The battle for the soul of consulting

Many years ago, I took part in a panel debate about consulting at London Business School. An hour or so into the discussion, a tentative hand went up in the audience. “I’m sorry,” the student said. “This is all very interesting, but I still don’t understand what consulting is.”

It’s a question that’s being asked again today, but this time behind the closed doors of senior partners’ offices. For consulting firms, contemplating their strategy, how they answer this question will determine their future success.

On one side, there are people who see consulting work as a cerebral activity, done by smart, creative people working with smart, creative clients, which helps organisations adopt and adapt best practice and innovative ideas, all in pursuit of better performance. This is, of course, the classic view of consulting—one that would be recognised by the original James O. McKinsey back in the 1930s and one that was nurtured by his illustrious successor, Marvin Bower, who ran McKinsey from 1950 to 1967 and remained a highly influential figure into the 1990s. It’s also a definition of consulting that many of today’s most senior buyers and users of consulting services would subscribe to. “We’re looking for access to their expertise and experience, and we value the independent perspective that they bring,” said one such executive we spoke to recently.

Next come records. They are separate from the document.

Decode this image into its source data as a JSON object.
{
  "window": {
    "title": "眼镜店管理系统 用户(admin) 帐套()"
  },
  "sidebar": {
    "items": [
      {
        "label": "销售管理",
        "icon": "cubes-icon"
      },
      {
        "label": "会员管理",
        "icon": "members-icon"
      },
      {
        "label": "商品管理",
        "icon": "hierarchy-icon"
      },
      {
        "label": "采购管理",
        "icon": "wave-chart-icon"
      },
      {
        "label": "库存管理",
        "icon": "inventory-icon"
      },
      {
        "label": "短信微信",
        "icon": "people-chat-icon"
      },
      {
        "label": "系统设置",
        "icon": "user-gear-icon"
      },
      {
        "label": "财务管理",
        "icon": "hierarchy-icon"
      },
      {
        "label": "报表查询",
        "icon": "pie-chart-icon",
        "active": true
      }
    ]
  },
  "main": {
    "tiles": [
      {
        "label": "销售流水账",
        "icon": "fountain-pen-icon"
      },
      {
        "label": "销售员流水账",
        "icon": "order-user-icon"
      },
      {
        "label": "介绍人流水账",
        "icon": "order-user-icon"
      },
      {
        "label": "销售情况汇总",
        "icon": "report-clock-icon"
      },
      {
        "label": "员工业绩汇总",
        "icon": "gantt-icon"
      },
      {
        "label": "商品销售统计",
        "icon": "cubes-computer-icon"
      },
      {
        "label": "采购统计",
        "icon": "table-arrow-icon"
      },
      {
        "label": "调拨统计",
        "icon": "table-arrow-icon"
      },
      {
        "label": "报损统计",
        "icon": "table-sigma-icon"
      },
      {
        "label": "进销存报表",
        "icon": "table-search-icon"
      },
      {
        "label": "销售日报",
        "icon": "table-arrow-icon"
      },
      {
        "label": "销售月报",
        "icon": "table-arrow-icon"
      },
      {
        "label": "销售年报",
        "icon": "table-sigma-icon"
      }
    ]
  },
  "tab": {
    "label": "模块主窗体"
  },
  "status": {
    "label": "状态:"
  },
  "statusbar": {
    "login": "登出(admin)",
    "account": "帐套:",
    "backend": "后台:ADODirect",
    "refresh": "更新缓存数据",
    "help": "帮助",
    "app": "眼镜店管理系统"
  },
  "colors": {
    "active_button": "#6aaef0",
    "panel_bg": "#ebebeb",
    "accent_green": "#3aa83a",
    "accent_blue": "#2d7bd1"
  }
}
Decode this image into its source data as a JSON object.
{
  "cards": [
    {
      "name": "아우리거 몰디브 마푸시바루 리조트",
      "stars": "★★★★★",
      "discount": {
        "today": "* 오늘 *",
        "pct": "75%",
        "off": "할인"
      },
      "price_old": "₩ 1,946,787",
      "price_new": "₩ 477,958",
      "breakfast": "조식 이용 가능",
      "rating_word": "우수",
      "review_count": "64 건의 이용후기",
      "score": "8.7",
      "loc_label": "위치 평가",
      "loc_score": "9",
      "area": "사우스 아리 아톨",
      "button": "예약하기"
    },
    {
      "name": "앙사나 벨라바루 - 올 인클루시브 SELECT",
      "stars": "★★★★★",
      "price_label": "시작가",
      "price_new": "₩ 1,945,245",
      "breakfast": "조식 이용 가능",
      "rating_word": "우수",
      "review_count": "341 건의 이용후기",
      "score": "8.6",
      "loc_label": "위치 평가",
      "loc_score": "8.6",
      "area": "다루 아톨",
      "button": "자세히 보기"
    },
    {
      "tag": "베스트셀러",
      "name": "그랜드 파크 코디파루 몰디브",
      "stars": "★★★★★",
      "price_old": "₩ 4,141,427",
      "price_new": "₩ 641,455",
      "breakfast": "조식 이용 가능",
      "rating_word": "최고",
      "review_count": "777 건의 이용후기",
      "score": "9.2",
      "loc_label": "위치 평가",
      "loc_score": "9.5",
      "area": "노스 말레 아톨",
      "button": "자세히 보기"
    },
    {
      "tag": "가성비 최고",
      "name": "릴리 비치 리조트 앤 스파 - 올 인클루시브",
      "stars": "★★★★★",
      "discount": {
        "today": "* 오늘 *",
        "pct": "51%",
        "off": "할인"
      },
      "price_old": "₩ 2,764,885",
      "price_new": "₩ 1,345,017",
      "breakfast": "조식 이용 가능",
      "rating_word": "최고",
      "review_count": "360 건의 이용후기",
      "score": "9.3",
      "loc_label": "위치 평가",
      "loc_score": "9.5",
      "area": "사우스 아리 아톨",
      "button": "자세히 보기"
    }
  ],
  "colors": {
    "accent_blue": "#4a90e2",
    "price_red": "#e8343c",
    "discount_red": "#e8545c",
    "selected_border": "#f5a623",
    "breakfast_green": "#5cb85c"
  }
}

But there are plenty of other people, inside and outside consulting, who think that the future will look very different. What they see are clients who are frustrated by the chronic failure of consultants to ensure that their advice is actionable and is followed through to the delivery of results. They see—and still value—smart people but want them to invest more effort equipping their own staff to do some of their work in the future. People who are looking for the consulting process to be improved and accelerated by replacing some of what consultants have done historically with clever tools and proprietary data. People who are starting to re-draw the boundaries of where consulting work should start and finish. Rather than come in offering short-term advice, should clients be asking consultants to take responsibility for a specific process for a defined period of time, before returning them in their new, improved state? (This is a version of the future we’ve explored in our recent report about “new” managed services).

Which side you’re on won’t just determine your business plan for the next year or so. It will define the people you hire—and how many of them. It’ll affect the fee rates you can charge and, consequently, the profitability of your business. It’ll have an impact, not just on how fast you grow, but the shape that growth takes. It’ll dictate who your competitors will be and how sustainable your current competitive advantage will be.

And, if all that wasn’t hard enough to contemplate, the immediate challenge is that you’ll find that opinions, even within your own firm, are divided. Some people will be firmly in the first camp, while others sit squarely in the second. Just as we see in the political landscape, opinions will become more extreme and more tightly held. As the debate intensifies, expect to see more arguments spilling out from behind senior partners’ doors. Expect more, sudden leadership changes, as one faction, then another, gains the upper hand. Expect factions, disheartened and frustrated by the lack of agreement, to leave to create their own versions of the future. No side will go down without a fight.